Join the fastest-growing tech startup, your chance to push boundaries, collaborate with brilliant minds, and make your mark on cutting-edge AI.
Expect a dynamic progression plan tailored to your ambitions. Grow by trying new things, leading, challenging the status quo, and owning your impact, always with our full support.
Human-First Flexibility: We treat you as humans first. Our flexible workplace trusts Nscalers to deliver, giving you the autonomy to shape your day around life's moments.
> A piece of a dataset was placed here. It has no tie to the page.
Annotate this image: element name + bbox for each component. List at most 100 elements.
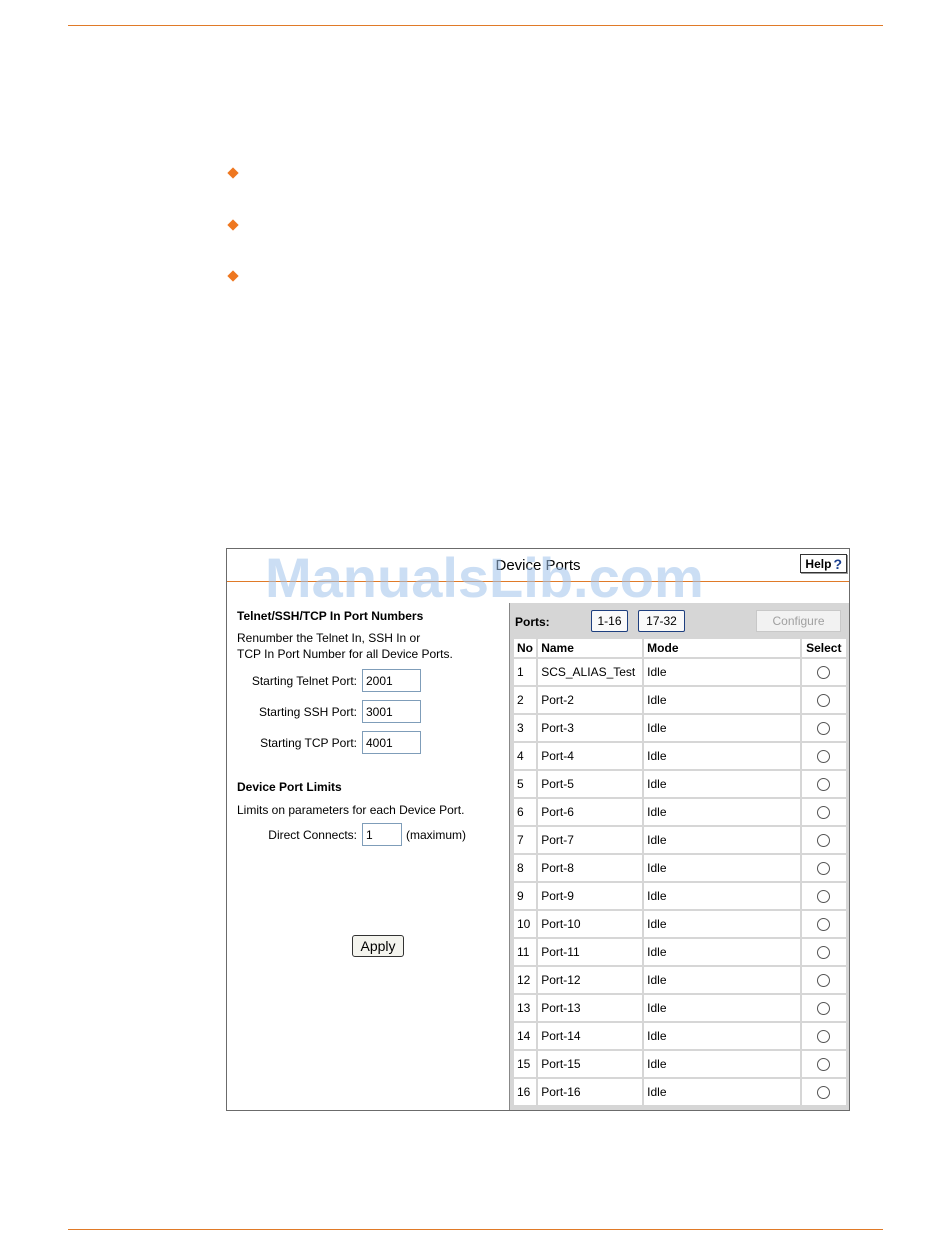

Join our thriving remote-first team. Geography is no barrier to impact or connection. We build seamless virtual collaboration, empowering you, wherever you work.

About the company

Nscale is the GPU cloud engineered for AI. We provide cost-effective, high-performance infrastructure for AI start-ups and large enterprise customers. Nscale enables AI-focused companies to achieve superior results by reducing the complexity of AI development. Our GPU cloud bolsters technical capabilities and directly supports strategic business outcomes, including cost management, rapid innovation, and environmental responsibility. At Nscale, our Software engineers form the backbone of our product offering. We build state of the art AI products allowing our clients to move quickly in an increasingly competitive digital landscape. We thrive on a culture of relentless innovation, ownership, and accountability, where every team member takes pride in their work and drives it with excellence and urgency. As an Nscaler, you'll build trust through openness and transparency, where everyone is inspired to do their best work. If you join our team, you'll be contributing to building the technology that powers the future, At Nscale, we are committed to fostering an inclusive, diverse, and equitable workplace. We believe that a variety of perspectives enriches our work environment, and we encourage applications from candidates of all backgrounds, experiences, and abilities. We strongly encourage applications from people of colour, the LGBTQ+ community, people with disabilities, neurodivergent people, parents, carers, and people from lower socio-economic backgrounds.